The magic cube was created in 1974 by Hungarian architect and design professor Erno Rubik, who designed it, unpretentiously, to study three-dimensional shapes and rotational movements. As he painted the pieces on each side in different colors and then moved them around, he realized he had invented a puzzle. It took him almost a month to reorganize them, as narrated in the book “Cubed”, released last year. Patented in 1975, the Rubik’s cube hit the toy market in the late 1970s and, in the early 1980s, became an international phenomenon.

It is estimated that more than 350 million units of the originals, not counting the copies, have already been sold. Over these nearly five decades, the cube has expanded its popularity with international championships, in which assembly time records have been broken by so-called “speedcubers”. With the arrival of YouTube in the 2000s, tutorial videos and competition scenes increased its fame.

Assembling cubes quickly can, of course, be a game like any other, usually a passing phase of childhood and adolescence. However, in the context of the pandemic and in the face of its traumas, including the closing of schools, the practice, in some cases, takes on a form of compulsion, linked to the attempt to control anxiety and fears, in the assessment of pediatrician and psychologist Eduardo Goldenstein , from the Department of Mental Health of the Society of Pediatrics of São Paulo.
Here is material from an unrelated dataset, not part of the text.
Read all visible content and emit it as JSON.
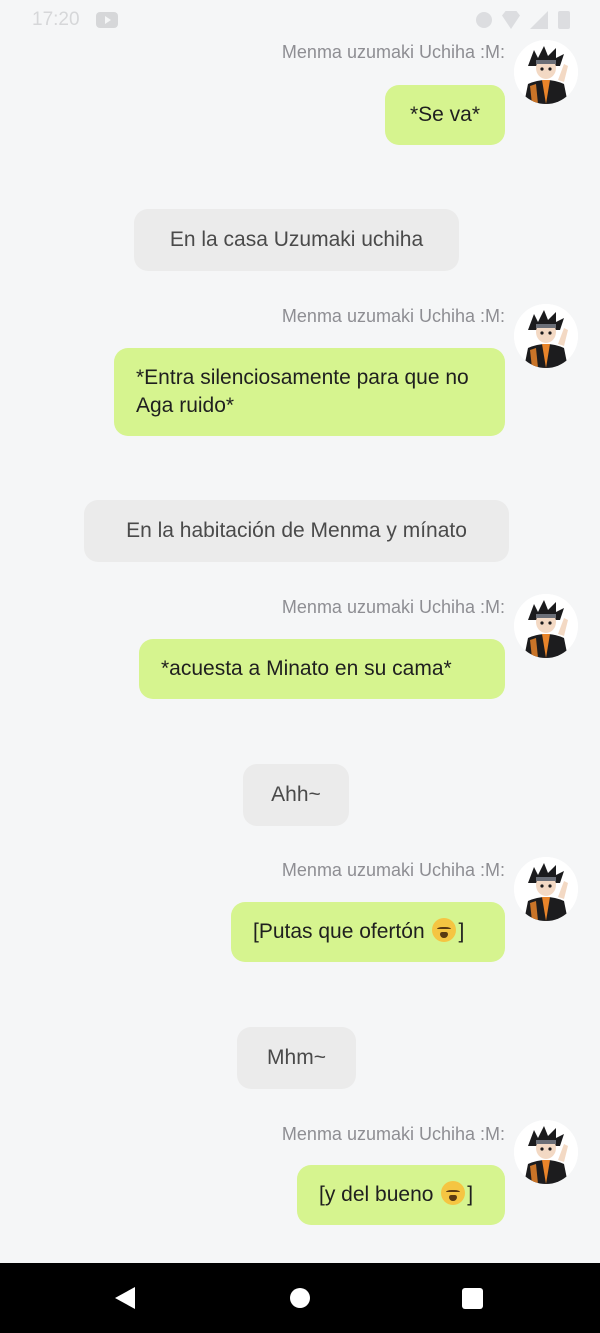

With the difficulty of dealing with so many new and far from simple situations, organizing the cube can bring a sense of security, believes the psychologist. It’s not for everyone, obviously, that it works that way, and there are people who get more stressed than calm. It is important, says Goldenstein, that family and school pay attention to the way children and adolescents use cubes, as well as other games, especially online ones, so that they can, if necessary, help them expand strategies to mitigate anxiety and facing fears. “It is not a question of discussing whether the magic cube is good or not, but of understanding whether there is anguish behind the practice and trying to open up the horizon of children and young people to overcome them, with conversation and interaction with them.”

The already recognized potential of cubes as a tool to expand reasoning and concentration, which has been incorporated into private and public education, cannot be ignored. Assembling the cube is, after all, dealing with algorithms, that is, with sequences of movements necessary to arrive at the solution, amidst nothing less than 43 quintillion possible combinations.

The cube can also be an ally in welcoming during the resumption of in-person classes, generating motivation and facilitating socialization. One of the recent projects, which began in August, is the Clube do Cubo Mágico, which brings together students from the sixth to ninth grades of the Tranquilo Pissetti Municipal School, in the municipality of Içara (SC).

It is with sensitivity that the documentary “Magos do Cubo”, recently released by Netflix, narrates the social-emotional advances that the cube provided to Max Park, an autistic American boy who became one of the greatest world champions in assembling the puzzle — he currently ranks sixth on the official 3v3 rankings with 4.40 seconds. In one of the championships he won, more than the time it took him to set up, his parents celebrated the fact that, on the podium, he looked at the other competitors and acted like them. The cube had the strength to connect him to the people around him, a difficulty for the young man.

The friendship shown by the film between Max and one of his biggest competitors, the Australian Feliks Zemdegs, now third in 3×3, with 4.16 seconds, is touching. In the event of a defeat for one and a victory for the other, both reconcile their frustration with themselves with the satisfaction of seeing their friend win. Next to this complex and rare ability, facing algorithms and quintillions of cube combinations is even easy.